Fogo avança em São Félix do Xingu
Em São Félix do Xingu, no sudeste do Pará, o uso do fogo para “limpar” pastagens permanece rotina entre pecuaristas. A prática, chamada de “João Vermelho” pelos moradores, é considerada mais barata que mão de obra ou pesticidas, segundo o fazendeiro Antônio Carlos Batista, dono de 900 cabeças de gado.
A estiagem recorde de 2024, associada às mudanças climáticas, agravou a situação. Quase 18 milhões de hectares da Amazônia brasileira foram consumidos pelas chamas, e, pela primeira vez, a área de floresta queimada superou a de pastagens. Em 2024, São Félix do Xingu registrou mais de 7 mil focos de incêndio, o maior número entre todos os municípios do país.
Fatores que mantêm o problema
Especialistas apontam cinco razões principais para a continuidade dos incêndios:
- Dependência histórica do fogo na preparação de áreas agrícolas;
- Fiscalização limitada e presença reduzida do Estado;
- Conflitos fundiários e concentração de terras;
- Incentivos econômicos voltados à expansão da pecuária;
- Alto custo de técnicas sustentáveis de manejo.
Desigualdade no campo
O Pará, que sediará a COP30 em 2025, lidera as emissões de dióxido de carbono vinculadas ao desmatamento.

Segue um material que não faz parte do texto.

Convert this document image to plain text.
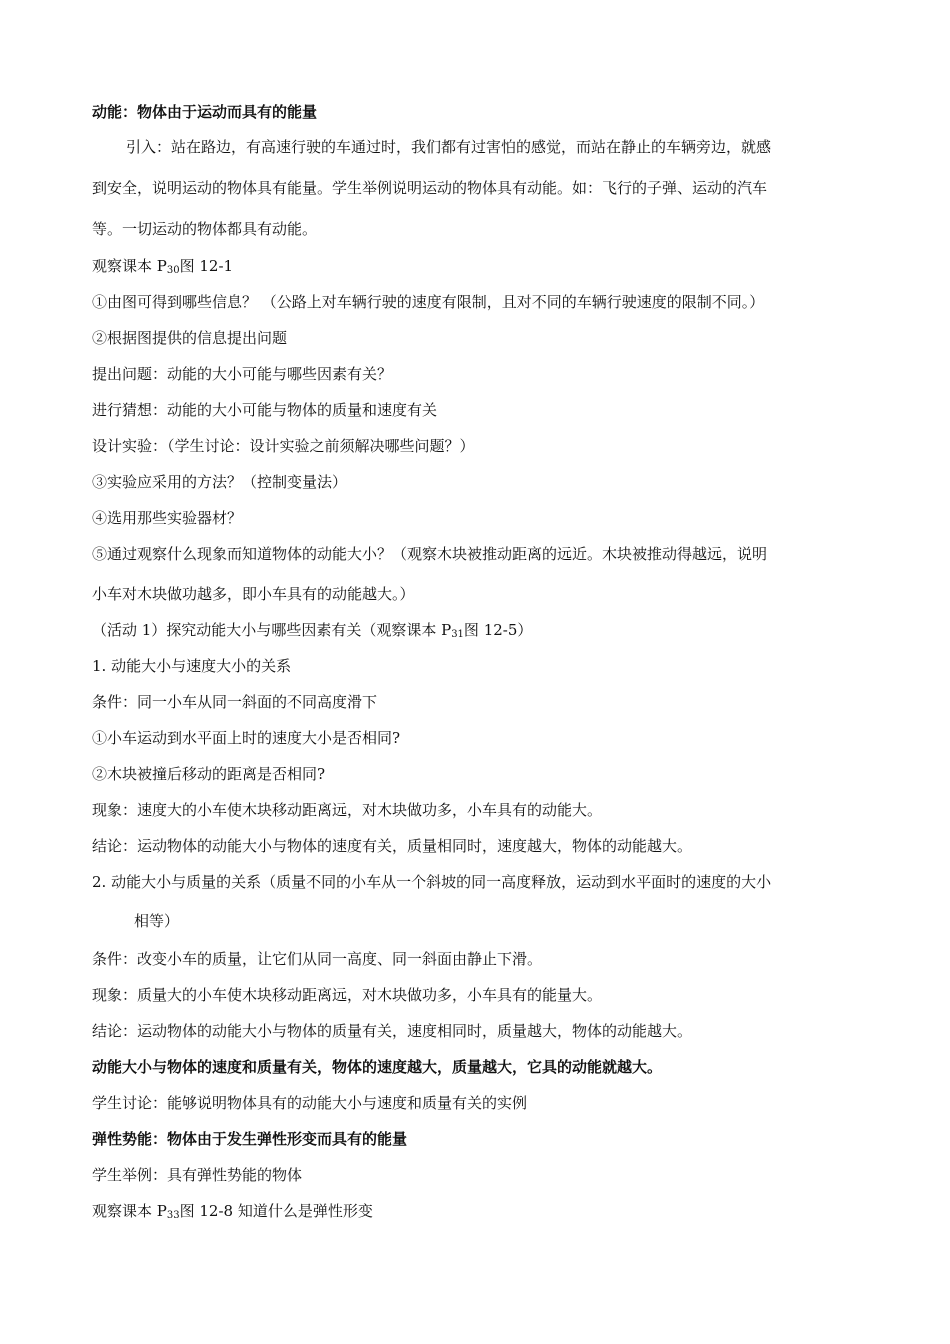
动能：物体由于运动而具有的能量
引入：站在路边，有高速行驶的车通过时，我们都有过害怕的感觉，而站在静止的车辆旁边，就感
到安全，说明运动的物体具有能量。学生举例说明运动的物体具有动能。如：飞行的子弹、运动的汽车
等。一切运动的物体都具有动能。
观察课本 $P_{30}$图 12-1
①由图可得到哪些信息？ （公路上对车辆行驶的速度有限制，且对不同的车辆行驶速度的限制不同。）
②根据图提供的信息提出问题
提出问题：动能的大小可能与哪些因素有关？
进行猜想：动能的大小可能与物体的质量和速度有关
设计实验：（学生讨论：设计实验之前须解决哪些问题？）
③实验应采用的方法？（控制变量法）
④选用那些实验器材？
⑤通过观察什么现象而知道物体的动能大小？（观察木块被推动距离的远近。木块被推动得越远，说明
小车对木块做功越多，即小车具有的动能越大。）
（活动 1）探究动能大小与哪些因素有关（观察课本 $P_{31}$图 12-5）
1. 动能大小与速度大小的关系
条件：同一小车从同一斜面的不同高度滑下
①小车运动到水平面上时的速度大小是否相同?
②木块被撞后移动的距离是否相同?
现象：速度大的小车使木块移动距离远，对木块做功多，小车具有的动能大。
结论：运动物体的动能大小与物体的速度有关，质量相同时，速度越大，物体的动能越大。
2. 动能大小与质量的关系（质量不同的小车从一个斜坡的同一高度释放，运动到水平面时的速度的大小
相等）
条件：改变小车的质量，让它们从同一高度、同一斜面由静止下滑。
现象：质量大的小车使木块移动距离远，对木块做功多，小车具有的能量大。
结论：运动物体的动能大小与物体的质量有关，速度相同时，质量越大，物体的动能越大。
动能大小与物体的速度和质量有关，物体的速度越大，质量越大，它具的动能就越大。
学生讨论：能够说明物体具有的动能大小与速度和质量有关的实例
弹性势能：物体由于发生弹性形变而具有的能量
学生举例：具有弹性势能的物体
观察课本 $P_{33}$图 12-8 知道什么是弹性形变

No município, a diferença entre grandes e pequenos produtores é visível. Enquanto a Agro SB, proprietária da fazenda Lagoa do Triunfo, acumula multas ambientais não pagas desde 2013, agricultores familiares relatam falta de apoio. “Nos chamam de criminosos da Amazônia, mas ninguém nos ajuda”, afirma Dalmi Pereira, morador da comunidade Casa de Tábua.

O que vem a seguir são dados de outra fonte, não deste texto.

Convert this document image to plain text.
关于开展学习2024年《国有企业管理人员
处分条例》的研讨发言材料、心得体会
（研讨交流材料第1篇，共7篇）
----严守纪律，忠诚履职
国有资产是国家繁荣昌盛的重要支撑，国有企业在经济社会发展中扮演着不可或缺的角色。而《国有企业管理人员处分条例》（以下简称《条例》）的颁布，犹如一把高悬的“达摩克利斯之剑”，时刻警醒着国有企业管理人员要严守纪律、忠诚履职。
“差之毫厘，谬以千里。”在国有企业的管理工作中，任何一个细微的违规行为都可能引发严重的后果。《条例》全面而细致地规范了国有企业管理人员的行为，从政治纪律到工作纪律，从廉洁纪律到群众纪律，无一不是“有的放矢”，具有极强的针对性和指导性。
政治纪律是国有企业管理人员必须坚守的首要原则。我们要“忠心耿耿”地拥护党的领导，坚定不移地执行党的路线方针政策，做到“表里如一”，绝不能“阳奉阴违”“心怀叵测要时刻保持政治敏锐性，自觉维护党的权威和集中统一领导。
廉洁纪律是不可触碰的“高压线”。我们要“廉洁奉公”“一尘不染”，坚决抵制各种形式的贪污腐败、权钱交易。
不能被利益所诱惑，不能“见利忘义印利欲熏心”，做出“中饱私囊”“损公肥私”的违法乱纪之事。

Grandes fazendas controlam extensões de terra a partir de sedes em outras cidades, sendo frequentemente acusadas de provocar incêndios e desmatamento. Pequenos agricultores, muitas vezes sem título de propriedade, dizem ser tratados como invasores. “Quando o fogo começa, quem apaga somos nós”, relata o prefeito e pecuarista Fabrício Batista, multado anteriormente por desmatamento.
Imagem: Internet
Número de incêndios recua em 2025
Dados preliminares indicam que 2025 registra o menor índice de focos de incêndio desde 1998. A queda é atribuída à fiscalização reforçada durante o governo Lula e à neutralização dos efeitos climáticos de El Niño e La Niña. Apesar disso, o presidente do Ibama, Rodrigo Agostinho, afirma que identificar e punir os responsáveis ainda é um desafio, exigindo perícia, imagens de satélite e inteligência artificial.
A diretora científica do Instituto de Pesquisa Ambiental da Amazônia (IPAM), Ane Alencar, defende políticas públicas de longo prazo e participação social para recuperar a floresta.
Mesmo com a redução do desmatamento, a combinação de seca prolongada, uso recorrente de fogo e conflitos de terra mantém a Amazônia em alerta.